Who this is for: Support teams, customer success, product ops, and managers reviewing ticket backlogs.
Work problem: Ticket exports can hide urgent customer pain, repeated product issues, and owner follow-ups. This workflow summarizes patterns without exposing private customer details by default.
What you need before running this:
- Ticket export, tagged summaries, or anonymized issue notes.
- Priority rules or severity definitions.
- Product area, customer segment, or time period.
- Privacy constraints and fields to exclude.
Create a customer support triage summary from the inputs below.
Use only the ticket data or summaries I provide. Do not invent customer names, account details, severity, revenue impact, root causes, or product commitments. Redact or generalize private details unless I explicitly say they are safe to include.
Time period:
[write]
Priority rules:
[paste]
Inputs:
[paste anonymized ticket summaries, export fields, tags, or attach allowed file]
Privacy constraints:
[write fields or details to exclude]
Produce:
1. Triage summary: top themes, counts if provided, and severity.
2. Priority table: issue, evidence, affected segment, urgency, proposed owner, and confidence.
3. Escalation candidates: items needing manager, product, engineering, legal, or security review.

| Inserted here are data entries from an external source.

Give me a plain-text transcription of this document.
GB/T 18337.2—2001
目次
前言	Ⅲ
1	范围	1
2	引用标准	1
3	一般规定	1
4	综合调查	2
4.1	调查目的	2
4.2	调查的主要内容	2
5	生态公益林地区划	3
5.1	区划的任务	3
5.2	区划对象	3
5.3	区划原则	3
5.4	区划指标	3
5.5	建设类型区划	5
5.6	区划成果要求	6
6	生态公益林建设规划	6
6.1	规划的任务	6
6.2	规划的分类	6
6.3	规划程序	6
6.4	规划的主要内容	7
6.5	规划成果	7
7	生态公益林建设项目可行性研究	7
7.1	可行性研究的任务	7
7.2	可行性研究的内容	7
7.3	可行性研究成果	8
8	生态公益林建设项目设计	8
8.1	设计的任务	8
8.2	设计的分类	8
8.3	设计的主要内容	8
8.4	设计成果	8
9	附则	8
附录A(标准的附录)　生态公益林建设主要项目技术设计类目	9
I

4. Repeated friction: patterns that may need product or documentation work.
5. Draft internal update: concise summary for the team.

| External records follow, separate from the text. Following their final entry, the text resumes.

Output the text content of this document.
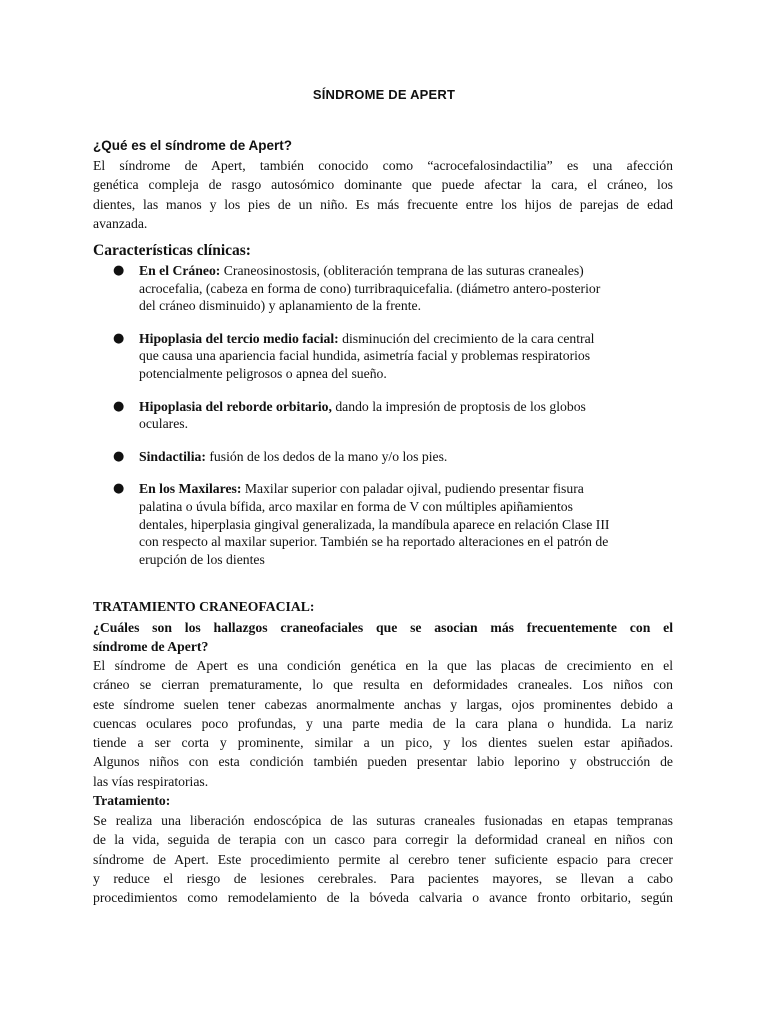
SÍNDROME DE APERT
¿Qué es el síndrome de Apert?

El síndrome de Apert, también conocido como “acrocefalosindactilia” es una afección
genética compleja de rasgo autosómico dominante que puede afectar la cara, el cráneo, los
dientes, las manos y los pies de un niño. Es más frecuente entre los hijos de parejas de edad
avanzada.

Características clínicas:
● En el Cráneo: Craneosinostosis, (obliteración temprana de las suturas craneales)
acrocefalia, (cabeza en forma de cono) turribraquicefalia. (diámetro antero-posterior
del cráneo disminuido) y aplanamiento de la frente.
● Hipoplasia del tercio medio facial: disminución del crecimiento de la cara central
que causa una apariencia facial hundida, asimetría facial y problemas respiratorios
potencialmente peligrosos o apnea del sueño.
● Hipoplasia del reborde orbitario, dando la impresión de proptosis de los globos
oculares.
● Sindactilia: fusión de los dedos de la mano y/o los pies.
● En los Maxilares: Maxilar superior con paladar ojival, pudiendo presentar fisura
palatina o úvula bífida, arco maxilar en forma de V con múltiples apiñamientos
dentales, hiperplasia gingival generalizada, la mandíbula aparece en relación Clase III
con respecto al maxilar superior. También se ha reportado alteraciones en el patrón de
erupción de los dientes
TRATAMIENTO CRANEOFACIAL:

¿Cuáles son los hallazgos craneofaciales que se asocian más frecuentemente con el
síndrome de Apert?

El síndrome de Apert es una condición genética en la que las placas de crecimiento en el
cráneo se cierran prematuramente, lo que resulta en deformidades craneales. Los niños con
este síndrome suelen tener cabezas anormalmente anchas y largas, ojos prominentes debido a
cuencas oculares poco profundas, y una parte media de la cara plana o hundida. La nariz
tiende a ser corta y prominente, similar a un pico, y los dientes suelen estar apiñados.
Algunos niños con esta condición también pueden presentar labio leporino y obstrucción de
las vías respiratorias.

Tratamiento:

Se realiza una liberación endoscópica de las suturas craneales fusionadas en etapas tempranas
de la vida, seguida de terapia con un casco para corregir la deformidad craneal en niños con
síndrome de Apert. Este procedimiento permite al cerebro tener suficiente espacio para crecer
y reduce el riesgo de lesiones cerebrales. Para pacientes mayores, se llevan a cabo
procedimientos como remodelamiento de la bóveda calvaria o avance fronto orbitario, según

6. Data-quality notes: missing tags, unclear severity, duplicates, or incomplete tickets.
Do not expose customer-identifying details unless they are in scope and approved.
A good run produces:
- A theme summary with priority and confidence.
- Escalation candidates separated from normal follow-up.
- Data-quality notes.
- A privacy-aware internal update.
Before sharing:
- Remove customer-identifying or sensitive details not needed for the audience.

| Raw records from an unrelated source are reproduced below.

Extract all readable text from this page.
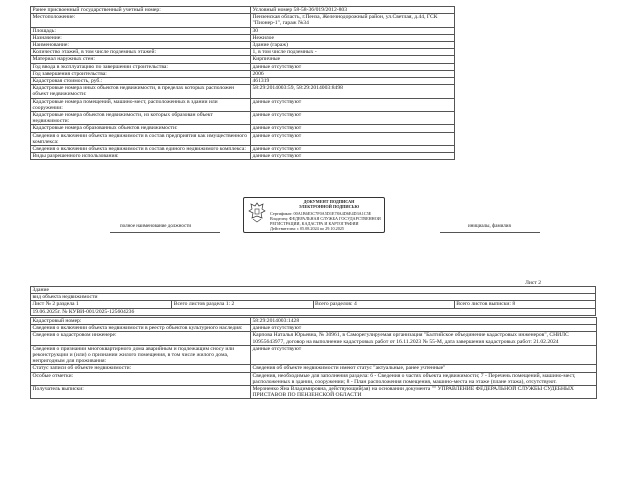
Ранее присвоенный государственный учетный номер:	Условный номер 58-58-36/019/2012-803
Местоположение:	Пензенская область, г.Пенза, Железнодорожный район, ул.Светлая, д.44, ГСК "Пионер-1", гараж №34
Площадь:	30
Назначение:	Нежилое
Наименование:	Здание (гараж)
Количество этажей, в том числе подземных этажей:	1, в том числе подземных -
Материал наружных стен:	Кирпичные
Год ввода в эксплуатацию по завершении строительства:	данные отсутствуют
Год завершения строительства:	2006
Кадастровая стоимость, руб.:	461319
Кадастровые номера иных объектов недвижимости, в пределах которых расположен объект недвижимости:	58:29:2014003:59, 58:29:2014003:8498
Кадастровые номера помещений, машино-мест, расположенных в здании или сооружении:	данные отсутствуют
Кадастровые номера объектов недвижимости, из которых образован объект недвижимости:	данные отсутствуют
Кадастровые номера образованных объектов недвижимости:	данные отсутствуют
Сведения о включении объекта недвижимости в состав предприятия как имущественного комплекса:	данные отсутствуют
Сведения о включении объекта недвижимости в состав единого недвижимого комплекса:	данные отсутствуют
Виды разрешенного использования:	данные отсутствуют
ДОКУМЕНТ ПОДПИСАН
ЭЛЕКТРОННОЙ ПОДПИСЬЮ
Сертификат: 00A1B6E3C7F0A5D1E78A4D6E4D3A1C5E
Владелец: ФЕДЕРАЛЬНАЯ СЛУЖБА ГОСУДАРСТВЕННОЙ
РЕГИСТРАЦИИ, КАДАСТРА И КАРТОГРАФИИ
Действителен: с 05.08.2024 по 29.10.2025
полное наименование должности	инициалы, фамилия
Лист 2
Здание
вид объекта недвижимости
Лист № 2 раздела 1	Всего листов раздела 1: 2	Всего разделов: 4	Всего листов выписки: 8
19.06.2025г. № КУВИ-001/2025-125604236
Кадастровый номер:	58:29:2014003:1428
Сведения о включении объекта недвижимости в реестр объектов культурного наследия:	данные отсутствуют
Сведения о кадастровом инженере:	Карпова Наталья Юрьевна, № 30961, в Саморегулируемая организация "Балтийское объединение кадастровых инженеров", СНИЛС 10955643977, договор на выполнение кадастровых работ от 16.11.2023 № 55-М, дата завершения кадастровых работ: 21.02.2024
Сведения о признании многоквартирного дома аварийным и подлежащим сносу или реконструкции и (или) о признании жилого помещения, в том числе жилого дома, непригодным для проживания:	данные отсутствуют
Статус записи об объекте недвижимости:	Сведения об объекте недвижимости имеют статус "актуальные, ранее учтенные"
Особые отметки:	Сведения, необходимые для заполнения раздела: 6 - Сведения о частях объекта недвижимости; 7 - Перечень помещений, машино-мест, расположенных в здании, сооружении; 8 - План расположения помещения, машино-места на этаже (плане этажа), отсутствуют.
Получатель выписки:	Мерзненко Яна Владимировна, действующий(ая) на основании документа "" УПРАВЛЕНИЕ ФЕДЕРАЛЬНОЙ СЛУЖБЫ СУДЕБНЫХ ПРИСТАВОВ ПО ПЕНЗЕНСКОЙ ОБЛАСТИ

- Check counts and severity against the source export.
- Confirm escalation rules with support leadership.
- Validate product or engineering ownership.
- Avoid promising fixes unless approved.
Where this workflow can go wrong:
- It may over-count duplicates or similar tickets.
- It may infer root cause from customer wording.
- It may understate urgent issues if severity tags are inconsistent.
- It may include private details if the input is not redacted.
This workflow does not inspect the live ticketing system or verify customer impact. It summarizes provided ticket data and must be checked against the official support system before action.